I’ll let Jason’s introduction of Hijack Your Feed explain the details of the project if you’re interested. In short, Hijack Your Feed replaces ads in one’s Twitter timeline with colorful prompts from your Reminders app. It uses space made to grab your attention, to remind you instead about actions that are necessary or desirable to you.
Hijack Your Feed @hijackyourfeed
Reclaim your attention. Hijack your feed. https://t.co/LOMWCrZJcfIt’s an great exploration of the ad blocker concept. Where one might simply make ad space disappear, why not give it a new purpose instead? If a feed exists for entertainment, but also encourages us to take beneficial actions outside of itself, then it becomes a much better citizen of our time and attention.

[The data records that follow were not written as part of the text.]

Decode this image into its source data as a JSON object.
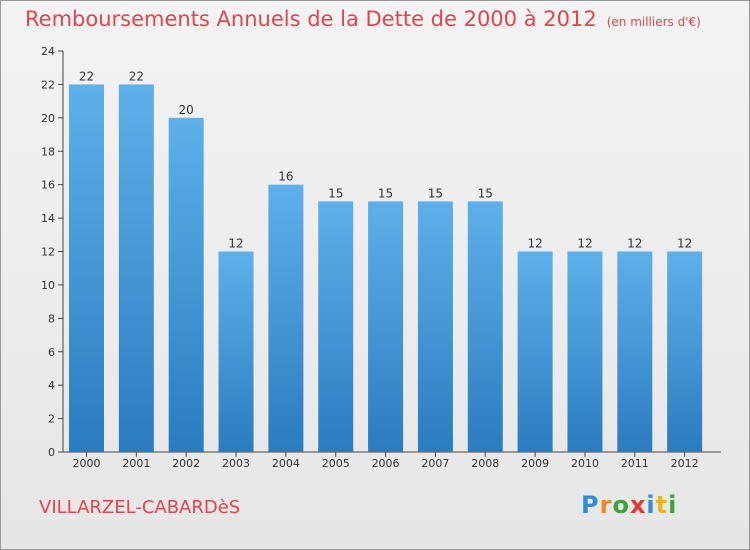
{
  "title": "Remboursements Annuels de la Dette de 2000 à 2012",
  "unit_note": "(en milliers d'€)",
  "commune": "VILLARZEL-CABARDèS",
  "logo": {
    "text": "Proxiti",
    "letters": [
      {
        "ch": "P",
        "color": "#2f8fd6"
      },
      {
        "ch": "r",
        "color": "#f08a1c"
      },
      {
        "ch": "o",
        "color": "#3aa63a"
      },
      {
        "ch": "x",
        "color": "#e8372c"
      },
      {
        "ch": "i",
        "color": "#2f8fd6"
      },
      {
        "ch": "t",
        "color": "#f0b21c"
      },
      {
        "ch": "i",
        "color": "#3aa63a"
      }
    ]
  },
  "colors": {
    "bar_top": "#5eb0ea",
    "bar_bottom": "#2a7cc0",
    "title": "#e0464b"
  },
  "chart_data": {
    "type": "bar",
    "title": "Remboursements Annuels de la Dette de 2000 à 2012",
    "categories": [
      "2000",
      "2001",
      "2002",
      "2003",
      "2004",
      "2005",
      "2006",
      "2007",
      "2008",
      "2009",
      "2010",
      "2011",
      "2012"
    ],
    "values": [
      22,
      22,
      20,
      12,
      16,
      15,
      15,
      15,
      15,
      12,
      12,
      12,
      12
    ],
    "ylim": [
      0,
      24
    ],
    "yticks": [
      0,
      2,
      4,
      6,
      8,
      10,
      12,
      14,
      16,
      18,
      20,
      22,
      24
    ],
    "grid": false,
    "legend": "none"
  }
}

Repurposing ad space has lots of history in printed and televised media. Newspapers usually have filler ads to take up blank spaces in their layouts as well as their classifieds, and these fillers usually promote local non-profits and publicly available resources. Outdoor advertising – billboards and the like – run their own ads when demand is low, and sometimes they partner with museums or local art groups to display art in unused ad space. Television channels do similar things.
There’s a pattern to these examples, however. By default, public interest gets the crumbs that remain after all capital interests are fulfilled.
So, open question – what other interesting outcomes might happen, if we could treat all ad space like these crumbs?